Esas palabras fueron peor que una bofetada. La hicieron reaccionar. Era cierto. ¿Cuándo había cambiado la unidad de medida de su vida de viuda? ¿Por qué tenía tanto temor a perderlo? La cicatriz que le impedía proyectar algo más allá de la noche del día que vivía, el tatuaje invisible de su duelo comenzaba a abrirse para cambiar de forma y dar paso al color negro de su miedo. Pensaba como psicóloga, como si ella fuera su paciente, y era tan clara la escena que no pudo evitar llorar. Su fantasma, la pérdida irreversible la obligaba, una vez más, a observar sangrar su herida y sentir dolor en cada rincón de su cuerpo. Estaba enamorada de Alejandro Argüelles y tenía miedo de perderlo.

Había comenzado a recorrer un camino de ida en el que no le importaba qué obstáculo debía derribar para continuar.

Alejandro corrió hacia un lado la silla y le hizo señas. Ella se sentó sobre sus piernas y enjugó sus lágrimas.

–Cori, nada va a pasar, y si bien me enamoré de tu capacidad de disfrutar y de vivir al día sin planes, somos adultos, vivimos juntos y hay mucho que proyectar –quiso darle tranquilidad.

–No quiero proyectos. Nunca sabré si tendré la posibilidad de concretarlos. Te quiero a ti, ahora.

La besó intensamente. Estaba loco por ella, pero ¿era capaz de vivir al límite de no planear nada? Pensó en Emilia. Supo que había cambiado de extremo, pero ¿cómo quería vivir él? La respuesta no llegó a tiempo. Quizá no lo tenía claro. La discusión terminó hallando su fin entre las sábanas, el lugar donde los problemas se postergan, las palabras se olvidan y las promesas tienen el sabor a eternidad que se devora la ducha o el cigarrillo que no tarda en llegar.

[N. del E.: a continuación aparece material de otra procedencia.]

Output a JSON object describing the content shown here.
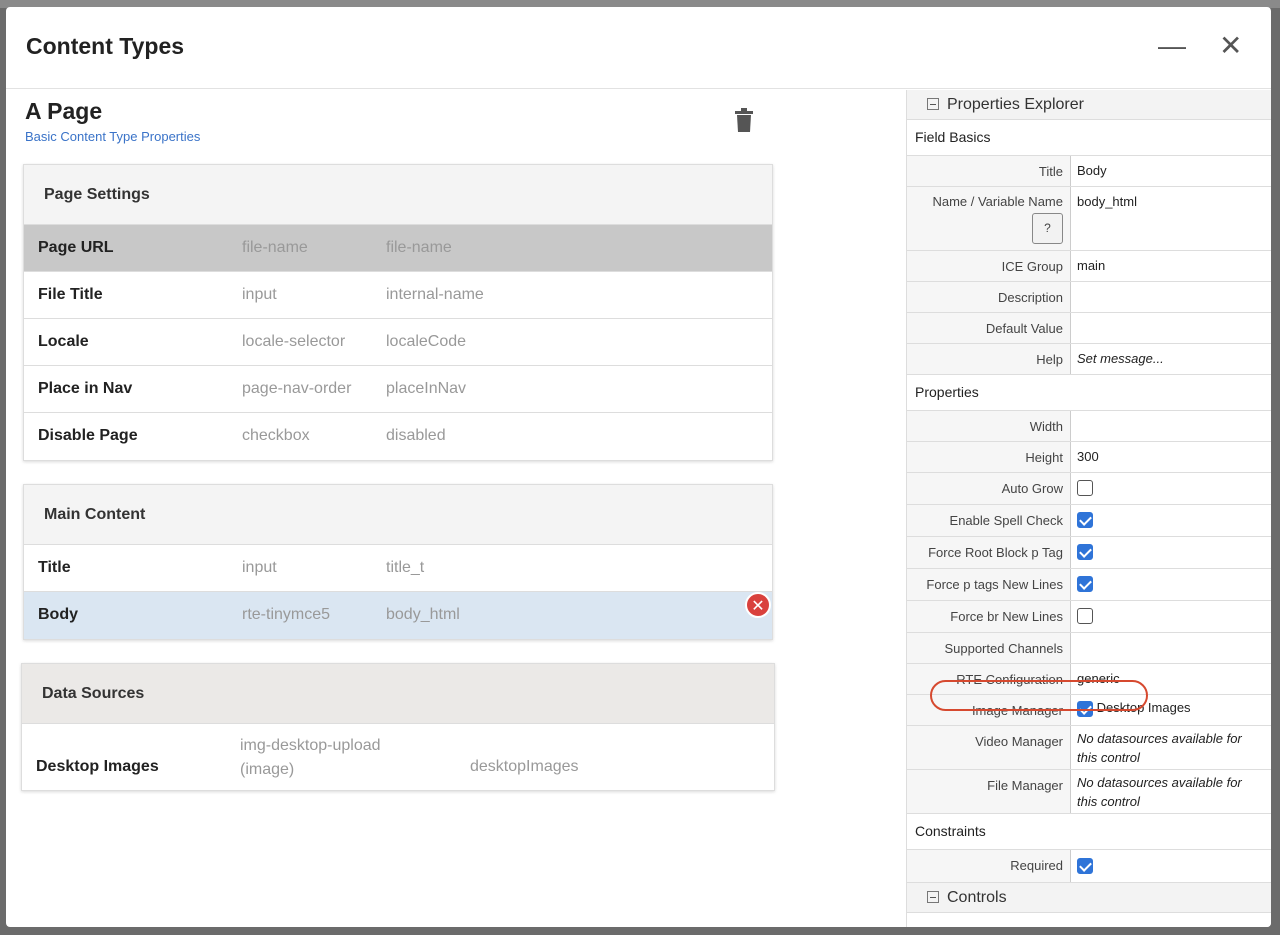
{
  "modal": {
    "title": "Content Types",
    "minimize_icon": "minus-icon",
    "close_icon": "close-icon"
  },
  "page": {
    "title": "A Page",
    "subtitle": "Basic Content Type Properties"
  },
  "sections": [
    {
      "title": "Page Settings",
      "rows": [
        [
          "Page URL",
          "file-name",
          "file-name"
        ],
        [
          "File Title",
          "input",
          "internal-name"
        ],
        [
          "Locale",
          "locale-selector",
          "localeCode"
        ],
        [
          "Place in Nav",
          "page-nav-order",
          "placeInNav"
        ],
        [
          "Disable Page",
          "checkbox",
          "disabled"
        ]
      ]
    },
    {
      "title": "Main Content",
      "rows": [
        [
          "Title",
          "input",
          "title_t"
        ],
        [
          "Body",
          "rte-tinymce5",
          "body_html"
        ]
      ]
    },
    {
      "title": "Data Sources",
      "rows": [
        [
          "Desktop Images",
          "img-desktop-upload (image)",
          "desktopImages"
        ]
      ]
    }
  ],
  "props": {
    "header": "Properties Explorer",
    "field_basics": "Field Basics",
    "title_label": "Title",
    "title_value": "Body",
    "name_label": "Name / Variable Name",
    "name_value": "body_html",
    "ice_label": "ICE Group",
    "ice_value": "main",
    "desc_label": "Description",
    "default_label": "Default Value",
    "help_label": "Help",
    "help_value": "Set message...",
    "properties": "Properties",
    "width_label": "Width",
    "height_label": "Height",
    "height_value": "300",
    "checks": [
      {
        "label": "Auto Grow",
        "checked": false
      },
      {
        "label": "Enable Spell Check",
        "checked": true
      },
      {
        "label": "Force Root Block p Tag",
        "checked": true
      },
      {
        "label": "Force p tags New Lines",
        "checked": true
      },
      {
        "label": "Force br New Lines",
        "checked": false
      }
    ],
    "channels_label": "Supported Channels",
    "rte_label": "RTE Configuration",
    "rte_value": "generic",
    "image_label": "Image Manager",
    "image_value": "Desktop Images",
    "video_label": "Video Manager",
    "video_value": "No datasources available for this control",
    "file_label": "File Manager",
    "file_value": "No datasources available for this control",
    "constraints": "Constraints",
    "required_label": "Required",
    "controls": "Controls"
  },
  "colors": {
    "accent": "#2f74d8",
    "highlight": "#d6492f",
    "link": "#3a73c8"
  }
}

Alejandro subió a su auto y se dirigió a la agencia de venta de vehículos en la que trabajaba, también ubicada en Palermo, con sucursales en otros lugares, que le habían permitido mentir sobre sus viajes. Estacionó. Respiró hondo y llamó a Emilia. Esta vez, ella respondió.

–Hola…

–Hola, Emilia –silencio incómodo. Distancia–. ¿Cómo estás?

–¿Lo preguntas en serio?

–Sí.

Pensó en decirle “embarazada”, “hecha pedazos”, “tratando de armar mi corazón roto”, “viviendo en el Mushotoku”, pero no lo hizo. Su orgullo pudo más.

–¿Qué quieres?

–Debemos hablar.

–¿De qué?

–Ems, han sido diez años.

–¡No me llames así! –sintió dolor en el alma al darse cuenta de que hablaba en pasado–. Supongo que quieres tus cosas. Estaré en la casa el sábado –respondió y cortó. Faltaban tres días para eso. Alejandro no insistió; le daba tiempo para tomar valor.